Saitō a offert les points saillants de l’approche de l’hikikomori qu’il a tirée de son expérience : Les membres de la famille sont la première ligne de soutien pour l’individu affecté, ils devraient donc consulter un psychiatre et recevoir des conseils. Ensuite, ils doivent établir un lien externe, par exemple en rejoignant un groupe de soutien pour les familles de hikikomori. Ensuite, il faut augmenter lentement mais sûrement les points de contact entre la famille et la société. Tout en continuant à suivre des séances de conseil, les membres de la famille peuvent améliorer leur capacité à dialoguer avec le reclus en consultant les centres régionaux d’hikikomori, les centres de santé et de bien-être mental ou les groupes de soutien privés. Si les parents prennent ces mesures, Saitō a constaté que les hikikomori commencent à changer progressivement.

Saitō a également abordé la question du vieillissement. Il est important, a-t-il noté, que les parents dont la progéniture d’âge moyen est enfermée établissent un plan financier à vie pour eux, afin qu’ils puissent se débrouiller après le départ des parents. Les parents ne doivent pas craindre l’embarras ou se préoccuper des apparences lorsqu’ils examinent les options, y compris les pensions d’invalidité ou d’autres formes d’aide publique pour leurs enfants. Malheureusement, le gouvernement japonais ne montre aucun signe de développement de politiques ou de systèmes substantiels liés au vieillissement des hikikomori, ne voyant pas l’urgence du problème. Il est donc impératif, selon Saitō, que les familles fassent leurs propres préparatifs.

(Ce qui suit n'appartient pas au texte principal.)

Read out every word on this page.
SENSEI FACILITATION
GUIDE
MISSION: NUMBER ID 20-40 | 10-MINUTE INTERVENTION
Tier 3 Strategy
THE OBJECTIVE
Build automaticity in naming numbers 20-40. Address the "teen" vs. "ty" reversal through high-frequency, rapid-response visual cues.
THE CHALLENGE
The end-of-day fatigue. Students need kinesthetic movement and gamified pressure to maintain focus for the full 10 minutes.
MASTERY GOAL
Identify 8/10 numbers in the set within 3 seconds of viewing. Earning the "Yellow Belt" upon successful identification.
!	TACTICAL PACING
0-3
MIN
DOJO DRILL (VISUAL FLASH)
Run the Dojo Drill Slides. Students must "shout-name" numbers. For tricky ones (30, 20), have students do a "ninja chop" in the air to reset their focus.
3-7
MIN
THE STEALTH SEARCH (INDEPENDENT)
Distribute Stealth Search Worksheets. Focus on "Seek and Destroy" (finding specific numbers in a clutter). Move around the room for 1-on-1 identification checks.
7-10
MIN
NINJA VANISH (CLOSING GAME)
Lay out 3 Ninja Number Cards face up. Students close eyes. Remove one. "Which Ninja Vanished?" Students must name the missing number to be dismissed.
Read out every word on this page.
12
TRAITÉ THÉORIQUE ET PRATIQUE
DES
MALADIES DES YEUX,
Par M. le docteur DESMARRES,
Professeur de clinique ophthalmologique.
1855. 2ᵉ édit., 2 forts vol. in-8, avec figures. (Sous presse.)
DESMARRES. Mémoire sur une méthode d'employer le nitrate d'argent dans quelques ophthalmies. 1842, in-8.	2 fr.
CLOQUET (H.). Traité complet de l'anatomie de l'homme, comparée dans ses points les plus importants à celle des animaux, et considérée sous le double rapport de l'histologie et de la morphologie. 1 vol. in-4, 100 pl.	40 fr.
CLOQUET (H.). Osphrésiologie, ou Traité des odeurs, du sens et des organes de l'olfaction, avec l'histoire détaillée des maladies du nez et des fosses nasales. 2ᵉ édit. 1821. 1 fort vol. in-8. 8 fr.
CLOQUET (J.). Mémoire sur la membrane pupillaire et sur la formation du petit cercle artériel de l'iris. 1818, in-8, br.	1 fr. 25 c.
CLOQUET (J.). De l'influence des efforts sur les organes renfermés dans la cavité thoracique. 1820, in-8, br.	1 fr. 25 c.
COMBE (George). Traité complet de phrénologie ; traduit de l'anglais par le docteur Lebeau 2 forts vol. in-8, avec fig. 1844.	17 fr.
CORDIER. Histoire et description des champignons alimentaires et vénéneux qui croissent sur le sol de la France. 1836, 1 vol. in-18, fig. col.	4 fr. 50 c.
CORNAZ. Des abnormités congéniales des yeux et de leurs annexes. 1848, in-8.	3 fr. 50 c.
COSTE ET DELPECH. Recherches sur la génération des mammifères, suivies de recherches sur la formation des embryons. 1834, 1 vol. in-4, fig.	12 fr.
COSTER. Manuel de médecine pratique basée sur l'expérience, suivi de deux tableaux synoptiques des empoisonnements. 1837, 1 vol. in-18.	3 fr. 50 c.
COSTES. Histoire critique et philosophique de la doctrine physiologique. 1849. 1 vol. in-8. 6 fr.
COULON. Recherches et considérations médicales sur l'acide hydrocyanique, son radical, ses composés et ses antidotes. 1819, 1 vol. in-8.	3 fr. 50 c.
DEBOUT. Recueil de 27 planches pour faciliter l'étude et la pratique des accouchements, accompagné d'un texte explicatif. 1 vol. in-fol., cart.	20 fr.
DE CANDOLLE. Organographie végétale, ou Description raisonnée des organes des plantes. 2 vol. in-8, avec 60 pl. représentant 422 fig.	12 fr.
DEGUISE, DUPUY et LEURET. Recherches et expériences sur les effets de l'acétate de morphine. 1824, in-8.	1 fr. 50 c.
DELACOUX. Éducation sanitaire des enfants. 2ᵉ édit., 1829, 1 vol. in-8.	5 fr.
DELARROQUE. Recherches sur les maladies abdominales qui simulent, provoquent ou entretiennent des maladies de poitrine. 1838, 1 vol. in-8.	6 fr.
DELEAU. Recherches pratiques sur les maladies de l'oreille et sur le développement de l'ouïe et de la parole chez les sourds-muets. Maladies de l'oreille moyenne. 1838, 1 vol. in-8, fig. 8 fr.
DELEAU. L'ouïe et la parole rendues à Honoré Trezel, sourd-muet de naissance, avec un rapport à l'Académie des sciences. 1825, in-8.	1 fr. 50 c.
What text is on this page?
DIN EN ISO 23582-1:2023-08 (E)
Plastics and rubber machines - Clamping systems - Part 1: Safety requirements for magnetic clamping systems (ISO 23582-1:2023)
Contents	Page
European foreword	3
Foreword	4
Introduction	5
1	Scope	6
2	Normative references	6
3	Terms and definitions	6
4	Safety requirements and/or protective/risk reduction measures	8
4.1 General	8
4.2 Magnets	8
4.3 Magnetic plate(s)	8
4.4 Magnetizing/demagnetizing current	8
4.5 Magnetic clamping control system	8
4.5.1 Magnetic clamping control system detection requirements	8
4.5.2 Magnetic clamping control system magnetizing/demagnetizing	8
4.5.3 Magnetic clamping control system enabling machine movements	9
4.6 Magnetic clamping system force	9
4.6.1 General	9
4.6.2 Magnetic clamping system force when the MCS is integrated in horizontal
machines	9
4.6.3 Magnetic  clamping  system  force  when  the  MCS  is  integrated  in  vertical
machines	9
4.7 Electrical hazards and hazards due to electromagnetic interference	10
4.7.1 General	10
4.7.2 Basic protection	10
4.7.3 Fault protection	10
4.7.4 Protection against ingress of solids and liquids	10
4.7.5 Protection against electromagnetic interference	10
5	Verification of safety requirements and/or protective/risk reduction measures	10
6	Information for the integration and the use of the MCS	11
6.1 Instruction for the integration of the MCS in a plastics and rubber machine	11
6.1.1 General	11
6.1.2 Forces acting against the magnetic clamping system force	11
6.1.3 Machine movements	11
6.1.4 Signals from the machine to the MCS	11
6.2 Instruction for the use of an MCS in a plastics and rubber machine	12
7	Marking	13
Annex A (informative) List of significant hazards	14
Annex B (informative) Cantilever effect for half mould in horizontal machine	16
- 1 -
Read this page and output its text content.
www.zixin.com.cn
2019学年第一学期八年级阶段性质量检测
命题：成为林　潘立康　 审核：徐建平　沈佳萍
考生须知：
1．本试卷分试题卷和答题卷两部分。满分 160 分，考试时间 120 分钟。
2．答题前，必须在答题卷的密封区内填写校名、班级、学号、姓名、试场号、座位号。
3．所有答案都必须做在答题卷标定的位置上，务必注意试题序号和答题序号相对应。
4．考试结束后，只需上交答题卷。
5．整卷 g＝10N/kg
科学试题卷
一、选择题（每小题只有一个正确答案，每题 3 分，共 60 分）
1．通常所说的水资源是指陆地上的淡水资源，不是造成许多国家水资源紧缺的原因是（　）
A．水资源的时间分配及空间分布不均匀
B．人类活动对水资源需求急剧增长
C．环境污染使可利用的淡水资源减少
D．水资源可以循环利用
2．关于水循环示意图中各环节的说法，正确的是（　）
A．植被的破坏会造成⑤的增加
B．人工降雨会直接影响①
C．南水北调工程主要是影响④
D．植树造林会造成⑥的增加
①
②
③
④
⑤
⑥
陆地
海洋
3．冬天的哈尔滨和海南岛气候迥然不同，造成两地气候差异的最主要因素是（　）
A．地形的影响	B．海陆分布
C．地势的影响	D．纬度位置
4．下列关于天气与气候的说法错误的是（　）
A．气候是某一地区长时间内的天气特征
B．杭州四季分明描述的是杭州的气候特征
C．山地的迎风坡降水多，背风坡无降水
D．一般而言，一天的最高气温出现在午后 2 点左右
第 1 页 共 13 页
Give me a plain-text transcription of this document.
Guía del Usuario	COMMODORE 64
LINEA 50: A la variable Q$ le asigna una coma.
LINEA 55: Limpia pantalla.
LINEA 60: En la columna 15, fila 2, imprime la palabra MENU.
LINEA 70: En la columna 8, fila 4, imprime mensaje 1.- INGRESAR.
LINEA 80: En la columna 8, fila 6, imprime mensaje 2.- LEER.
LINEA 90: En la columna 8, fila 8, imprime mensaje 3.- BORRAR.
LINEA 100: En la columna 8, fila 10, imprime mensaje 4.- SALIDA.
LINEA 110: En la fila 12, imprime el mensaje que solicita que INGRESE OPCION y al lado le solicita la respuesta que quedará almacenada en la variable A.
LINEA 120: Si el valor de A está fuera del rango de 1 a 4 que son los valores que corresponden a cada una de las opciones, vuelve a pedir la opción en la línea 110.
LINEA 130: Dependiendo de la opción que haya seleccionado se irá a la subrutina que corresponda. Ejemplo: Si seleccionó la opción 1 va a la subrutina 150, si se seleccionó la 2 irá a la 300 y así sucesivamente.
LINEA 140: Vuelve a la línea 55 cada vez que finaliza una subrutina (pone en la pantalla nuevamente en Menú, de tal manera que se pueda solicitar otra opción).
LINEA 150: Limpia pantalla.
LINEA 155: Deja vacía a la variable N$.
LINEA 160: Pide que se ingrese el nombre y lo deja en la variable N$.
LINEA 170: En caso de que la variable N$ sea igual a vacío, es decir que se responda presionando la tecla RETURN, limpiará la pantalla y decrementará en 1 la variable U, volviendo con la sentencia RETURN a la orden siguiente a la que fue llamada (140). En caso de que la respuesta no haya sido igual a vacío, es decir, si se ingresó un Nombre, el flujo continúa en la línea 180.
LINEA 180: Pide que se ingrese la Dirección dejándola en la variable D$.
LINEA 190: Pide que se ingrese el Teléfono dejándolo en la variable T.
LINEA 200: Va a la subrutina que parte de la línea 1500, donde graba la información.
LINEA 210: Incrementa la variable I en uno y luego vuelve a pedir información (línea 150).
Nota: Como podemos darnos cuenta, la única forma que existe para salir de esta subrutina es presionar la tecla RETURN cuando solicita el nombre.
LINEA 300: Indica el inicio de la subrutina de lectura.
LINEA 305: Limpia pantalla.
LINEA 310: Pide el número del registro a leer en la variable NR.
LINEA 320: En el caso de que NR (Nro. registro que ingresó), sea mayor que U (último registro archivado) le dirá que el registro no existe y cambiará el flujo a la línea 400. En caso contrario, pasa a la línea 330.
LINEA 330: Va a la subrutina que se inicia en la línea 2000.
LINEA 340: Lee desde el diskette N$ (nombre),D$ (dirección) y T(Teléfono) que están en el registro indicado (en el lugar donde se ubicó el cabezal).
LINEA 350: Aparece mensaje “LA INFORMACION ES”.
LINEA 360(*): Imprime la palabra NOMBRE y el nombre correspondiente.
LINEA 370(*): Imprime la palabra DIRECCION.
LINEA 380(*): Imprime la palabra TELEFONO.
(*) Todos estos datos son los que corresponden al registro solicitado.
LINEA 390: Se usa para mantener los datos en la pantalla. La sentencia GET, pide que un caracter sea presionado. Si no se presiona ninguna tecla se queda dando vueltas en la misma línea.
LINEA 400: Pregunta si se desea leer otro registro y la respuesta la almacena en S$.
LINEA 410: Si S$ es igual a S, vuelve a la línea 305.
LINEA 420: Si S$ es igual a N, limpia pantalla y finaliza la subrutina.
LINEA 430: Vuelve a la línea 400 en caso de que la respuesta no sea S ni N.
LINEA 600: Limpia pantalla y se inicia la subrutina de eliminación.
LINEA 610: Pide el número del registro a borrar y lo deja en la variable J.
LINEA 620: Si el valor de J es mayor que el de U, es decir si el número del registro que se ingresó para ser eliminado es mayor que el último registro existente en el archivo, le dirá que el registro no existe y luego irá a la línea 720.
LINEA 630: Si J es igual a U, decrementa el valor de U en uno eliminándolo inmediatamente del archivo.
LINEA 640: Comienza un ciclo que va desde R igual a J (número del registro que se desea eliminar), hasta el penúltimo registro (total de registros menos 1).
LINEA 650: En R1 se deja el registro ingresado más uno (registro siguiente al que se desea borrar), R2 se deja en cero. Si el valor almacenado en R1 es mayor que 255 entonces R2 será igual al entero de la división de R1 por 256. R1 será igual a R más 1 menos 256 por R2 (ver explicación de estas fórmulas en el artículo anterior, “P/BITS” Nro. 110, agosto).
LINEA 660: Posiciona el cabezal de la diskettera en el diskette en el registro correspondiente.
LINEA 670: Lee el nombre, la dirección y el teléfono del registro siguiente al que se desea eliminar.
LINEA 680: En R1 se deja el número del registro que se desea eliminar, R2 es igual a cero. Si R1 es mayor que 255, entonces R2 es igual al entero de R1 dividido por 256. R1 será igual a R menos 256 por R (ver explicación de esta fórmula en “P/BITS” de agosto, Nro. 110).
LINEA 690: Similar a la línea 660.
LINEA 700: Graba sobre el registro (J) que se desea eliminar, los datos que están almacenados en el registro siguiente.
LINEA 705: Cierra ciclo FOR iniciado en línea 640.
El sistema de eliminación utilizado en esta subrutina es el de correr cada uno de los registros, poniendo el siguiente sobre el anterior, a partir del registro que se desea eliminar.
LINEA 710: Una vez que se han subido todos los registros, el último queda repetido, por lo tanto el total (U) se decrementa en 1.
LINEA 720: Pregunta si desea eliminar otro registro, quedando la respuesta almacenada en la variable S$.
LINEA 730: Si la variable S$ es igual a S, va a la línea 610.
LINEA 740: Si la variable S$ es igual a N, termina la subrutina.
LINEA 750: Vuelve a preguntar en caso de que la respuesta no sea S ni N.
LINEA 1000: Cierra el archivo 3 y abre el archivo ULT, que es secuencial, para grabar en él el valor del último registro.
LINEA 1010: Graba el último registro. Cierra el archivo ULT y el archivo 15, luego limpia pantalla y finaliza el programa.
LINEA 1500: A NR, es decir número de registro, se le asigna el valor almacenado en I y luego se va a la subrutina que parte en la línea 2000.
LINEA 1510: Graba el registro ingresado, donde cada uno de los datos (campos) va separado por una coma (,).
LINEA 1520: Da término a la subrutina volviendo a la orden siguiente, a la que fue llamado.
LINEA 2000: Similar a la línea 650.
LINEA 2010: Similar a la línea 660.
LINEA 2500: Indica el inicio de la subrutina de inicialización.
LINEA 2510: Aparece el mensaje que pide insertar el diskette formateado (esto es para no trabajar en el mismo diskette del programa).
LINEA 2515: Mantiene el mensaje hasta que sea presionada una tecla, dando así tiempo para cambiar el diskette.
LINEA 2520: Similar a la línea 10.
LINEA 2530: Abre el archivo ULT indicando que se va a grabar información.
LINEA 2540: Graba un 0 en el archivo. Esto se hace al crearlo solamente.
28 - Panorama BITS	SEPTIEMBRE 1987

Le retrait social peut commencer par une réticence à sortir en réaction à une petite affaire. Mais s’il persiste pendant une période prolongée, il peut conduire à la dépression, à la peur des gens, à l’inversion veille-sommeil et à d’autres troubles psychiatriques. Il est donc conseillé de réagir rapidement en développant des points de contact avec la société. Saitō a souligné que les solutions dépendent de la reconnaissance affirmative par les hikikomori de leur propre état. Il a conclu en notant que retourner à l’école ou trouver un emploi ne doit pas nécessairement être considéré comme l’objectif ultime.

(Publié initialement en japonais le 30 août 2019. Photo de la bannière : Saitō Tamaki prend la parole au Foreign Press Center Japan à Tokyo, le 29 juillet 2019.)

(*1) ^ Saitō Tamaki (斎藤環), Shakaiteki hikikomori : Owaranai shishunki (社会的ひきこもり:終らない思春期 ) (Tokyo : PHP Shinsho, 1998).